NOAH’s past list of scale-ups reveals a “who’s who” of Unicorns attending conferences in London and Berlin.
At London this year there were over 2,000 attendees, including 80+ of Europe’s leading digital businesses and 70+ hand-picked top start-ups on stage.
Over the 2 days, myself and Mutual Benefits Founding Partner, Yann Mauchamp, had a series of meetings with digital companies and investors to explore specific projects and hear about the focus and challenges of scale-ups at different stages of the international growth journey.
During the conference we met with 43 CEOs from 12 European countries, as well as participating in workshops and listening to the excellent line-up of speakers on the main and startup stages.
What were the key themes we observed over the two days that are relevant to CEOs looking at entering international markets and scaling growth?
It’s often been said that there’s never been an easier time to start a business, but on the flip-side it’s never been harder to scale a business internationally. Investors told us that most companies underestimate the costs of international expansion by us much as 50%.
From a European perspective, the difficulty in raising capital compared with their US competitors continues to be an issue, with the problem in some countries being more acute.
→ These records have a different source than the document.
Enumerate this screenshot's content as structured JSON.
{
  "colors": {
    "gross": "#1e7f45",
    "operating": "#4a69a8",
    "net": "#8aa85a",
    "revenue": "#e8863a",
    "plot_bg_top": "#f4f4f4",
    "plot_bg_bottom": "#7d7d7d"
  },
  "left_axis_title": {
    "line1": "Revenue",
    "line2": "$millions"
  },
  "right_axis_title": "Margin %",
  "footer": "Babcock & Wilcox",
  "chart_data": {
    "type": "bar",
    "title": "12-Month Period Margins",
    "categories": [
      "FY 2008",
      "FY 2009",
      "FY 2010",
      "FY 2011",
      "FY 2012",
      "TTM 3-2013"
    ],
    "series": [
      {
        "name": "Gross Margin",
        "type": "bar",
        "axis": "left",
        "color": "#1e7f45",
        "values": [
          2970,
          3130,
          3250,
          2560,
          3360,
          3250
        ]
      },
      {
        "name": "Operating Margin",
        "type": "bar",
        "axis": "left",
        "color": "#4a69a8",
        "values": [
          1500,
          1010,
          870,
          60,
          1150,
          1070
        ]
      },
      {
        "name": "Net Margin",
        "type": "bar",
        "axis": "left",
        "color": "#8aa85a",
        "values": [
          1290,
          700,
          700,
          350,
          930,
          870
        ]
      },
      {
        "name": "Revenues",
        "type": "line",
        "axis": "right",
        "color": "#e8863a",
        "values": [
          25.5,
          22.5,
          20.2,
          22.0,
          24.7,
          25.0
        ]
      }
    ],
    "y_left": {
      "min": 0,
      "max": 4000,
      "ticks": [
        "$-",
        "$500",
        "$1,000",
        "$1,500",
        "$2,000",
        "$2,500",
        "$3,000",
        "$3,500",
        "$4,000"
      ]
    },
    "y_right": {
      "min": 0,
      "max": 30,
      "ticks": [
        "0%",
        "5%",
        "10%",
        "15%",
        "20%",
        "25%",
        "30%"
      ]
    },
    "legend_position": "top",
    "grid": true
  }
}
Yet the speed in which US companies now go international has dropped from 7-8 years in the early to mid 2000s to around 3 years today.
We found this theme recurring in many conversations with CEOs who recognise the need to take an “international first” approach and find partners who can assist with expanding into new markets sooner rather than later, when they could potentially be locked-out by swifter, better funded rivals.
Of the CEOs we met (all of which were European companies) the top geographical market of interest was the UK, followed by France and Spain. This was despite the acceptance that the UK can be a challenging market to crack due to the maturity of its competitor landscape. However, it’s likely this was somewhat skewed by the event location in London and because many of the ambitious CEOs we met were already strong in key local European markets, such as Germany.
Outside of the theme of international markets the other main topic of conversation across the conference was “cryptocurrencies” and the rise of Initial Coin Offerings.
According to this analysis, since the beginning of 2017, 130 ICOs have raised $2.7B, with Initial Coin Offerings now around 3x ahead of crowdfunding as a % of all Series A rounds.
ICOs have both their supporters and sceptics (we’ll see how this plays out over the coming years) but, since the US accounts for more that half of all ICOs, it shows that European companies are lagging behind with a new source of funding for growth.
Our take away from NOAH 2017 London: To remain competitive, European scale-ups need to be “international first” and find innovative ways to support expansion into new geographies.